Web sites go down. Circuits fail. Network engineers goof router configs. And few of these outages ever make the nightly news…
But if you happen to be Google and your content constitutes up to 5% of all Internet traffic, people notice. Network engineers around the world frantically email traceroutes to mailing lists. IRC channels fill with speculation (“definitely was a DDoS attack”, “no, a worm”, “it was ISP xxx’s fault!”). And end users Twitter (a lot).

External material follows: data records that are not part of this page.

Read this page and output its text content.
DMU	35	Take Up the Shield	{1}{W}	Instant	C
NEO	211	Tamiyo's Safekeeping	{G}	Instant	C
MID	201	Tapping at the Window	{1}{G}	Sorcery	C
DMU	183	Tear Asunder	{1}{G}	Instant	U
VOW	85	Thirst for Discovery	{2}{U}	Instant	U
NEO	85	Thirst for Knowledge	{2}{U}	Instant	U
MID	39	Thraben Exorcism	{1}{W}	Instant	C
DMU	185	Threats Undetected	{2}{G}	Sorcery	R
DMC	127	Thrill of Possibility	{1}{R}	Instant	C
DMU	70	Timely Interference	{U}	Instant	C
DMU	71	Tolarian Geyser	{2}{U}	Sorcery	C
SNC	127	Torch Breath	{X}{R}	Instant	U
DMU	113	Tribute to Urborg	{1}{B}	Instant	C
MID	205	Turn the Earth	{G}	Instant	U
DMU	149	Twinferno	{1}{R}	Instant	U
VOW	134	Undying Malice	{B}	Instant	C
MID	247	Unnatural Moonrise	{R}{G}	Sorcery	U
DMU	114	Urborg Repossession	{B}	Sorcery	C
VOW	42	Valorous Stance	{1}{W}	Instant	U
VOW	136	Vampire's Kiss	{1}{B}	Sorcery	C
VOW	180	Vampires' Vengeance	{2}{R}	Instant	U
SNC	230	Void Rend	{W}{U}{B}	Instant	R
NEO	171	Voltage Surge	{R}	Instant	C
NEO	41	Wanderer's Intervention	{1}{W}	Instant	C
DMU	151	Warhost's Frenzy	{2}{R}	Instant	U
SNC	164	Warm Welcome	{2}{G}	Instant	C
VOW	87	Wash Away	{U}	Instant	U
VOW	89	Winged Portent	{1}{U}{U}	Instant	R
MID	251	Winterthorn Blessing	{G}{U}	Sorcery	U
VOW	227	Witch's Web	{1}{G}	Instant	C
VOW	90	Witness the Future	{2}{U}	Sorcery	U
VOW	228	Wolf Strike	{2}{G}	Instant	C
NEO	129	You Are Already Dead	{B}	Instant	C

So what does it look like when 5% of the Internet disappears on an otherwise uneventful Thursday morning? The below graph shows average traffic across 10 tier1/2 ISPs in North America from Google’s network (ASN 15169). Outage began roughly at 10:15am and lasted through 12:15pm EDT.
Looking at the data, most large transit providers appear to have been impacted (e.g., Level3, AT&T, etc.). Other providers (e.g. large consumer DSL / Cable) showed no drop in traffic from/to Google.
Looking at BGP (below snapshot is from Arbor’s Routeviews Servers) we see a lot of churn in Google’s BGP routes around the outage timeframe — one prefix I choose at random flaps across half a dozen providers before getting withdrawn.
In a recent official company blog post, Google blamed some combination of airplanes and BGP for the outage.